Tuesday, March 13, 2007

Iranian backlash over 300 escalates

Entertainment: Now with online petitions!

Warner Bros.' "300" is being greeted in Iran with about as much warmth as a U.N. weapons inspector.

While U.S. auds see the film as a comicbook come to life -- replete with hyperstylized action and broadly drawn heroes and villains -- it has a deeper resonance in the Mideast, where it's seen as a distorted view of very real events.

"Hollywood declares war on Iranians," exclaimed a headline in Iranian daily Ayandeh-No.

Javad Shangari, a cultural adviser to Iranian prexy Mahmoud Ahmedinejad, attacked the film as being "part of a comprehensive U.S. psychological warfare aimed at Iranian culture."

While the pic is unlikely to be released theatrically in Iran, pirated DVDs already are circulating on the black market.

"Everyone is starting to react. The DVD is already very available, and people are quite angry," one Tehran-based producer said.

An online petition addressed to Warner has tallied 35,000 signatures. The petition, set up by Canada-based archaeologist Hamed Vahdati Nasab, protests Warner's "irresponsible, unethical and unscientific actions ... while announcing our disgust at such a heresy, we demand an immediate historical review and quick apology from the responsible people."

Director Zack Snyder and the film's producers have emphasized that the film is based on the Frank Miller graphic novel and was never intended to be an accurate historical representation.

But that's done little to assuage concerns by those who see the film's archetypes as Western stereotypes.

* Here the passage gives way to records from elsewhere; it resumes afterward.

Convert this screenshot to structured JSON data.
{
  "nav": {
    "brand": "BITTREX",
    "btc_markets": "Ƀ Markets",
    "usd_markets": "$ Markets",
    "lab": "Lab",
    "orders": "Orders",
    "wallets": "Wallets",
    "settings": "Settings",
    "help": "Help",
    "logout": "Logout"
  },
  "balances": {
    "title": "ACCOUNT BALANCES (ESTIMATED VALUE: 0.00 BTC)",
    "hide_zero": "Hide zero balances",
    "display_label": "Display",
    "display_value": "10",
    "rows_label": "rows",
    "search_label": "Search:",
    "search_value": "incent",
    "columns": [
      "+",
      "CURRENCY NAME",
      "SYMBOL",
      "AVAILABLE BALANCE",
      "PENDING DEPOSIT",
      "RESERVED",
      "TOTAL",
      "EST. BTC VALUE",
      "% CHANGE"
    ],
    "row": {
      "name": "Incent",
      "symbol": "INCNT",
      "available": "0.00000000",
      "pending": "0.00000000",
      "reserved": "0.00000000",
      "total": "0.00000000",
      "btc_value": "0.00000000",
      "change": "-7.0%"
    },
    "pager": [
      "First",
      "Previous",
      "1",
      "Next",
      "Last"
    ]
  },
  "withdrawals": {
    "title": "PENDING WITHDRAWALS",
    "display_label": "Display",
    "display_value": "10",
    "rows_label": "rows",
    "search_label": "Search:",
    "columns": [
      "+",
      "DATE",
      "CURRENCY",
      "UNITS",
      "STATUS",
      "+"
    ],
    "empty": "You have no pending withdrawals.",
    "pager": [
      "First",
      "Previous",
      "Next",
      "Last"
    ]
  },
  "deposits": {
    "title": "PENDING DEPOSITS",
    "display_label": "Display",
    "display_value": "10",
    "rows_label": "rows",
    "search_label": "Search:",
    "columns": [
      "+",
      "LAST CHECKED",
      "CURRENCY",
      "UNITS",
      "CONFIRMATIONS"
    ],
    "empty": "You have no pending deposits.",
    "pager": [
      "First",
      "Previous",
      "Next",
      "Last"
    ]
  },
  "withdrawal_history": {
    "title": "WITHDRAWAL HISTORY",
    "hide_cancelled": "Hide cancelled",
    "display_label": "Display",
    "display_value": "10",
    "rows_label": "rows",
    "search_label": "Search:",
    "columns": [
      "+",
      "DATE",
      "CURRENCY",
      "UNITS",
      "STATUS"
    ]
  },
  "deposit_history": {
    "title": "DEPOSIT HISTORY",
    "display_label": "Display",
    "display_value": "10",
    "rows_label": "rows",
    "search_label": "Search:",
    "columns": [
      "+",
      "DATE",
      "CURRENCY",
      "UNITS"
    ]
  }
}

Nasab told Daily Variety, "What would people say if they made a film about Martin Luther King (Jr.), showed him as a monster, and tried to defend it as a fiction? You can't do that. It's unethical. This is a national matter for all Iranians."


Actually you can do that, hell Iran hosted a holocaust denial conference and had a zionist cartoon competition. MLK as a monster? Knock yourselves out.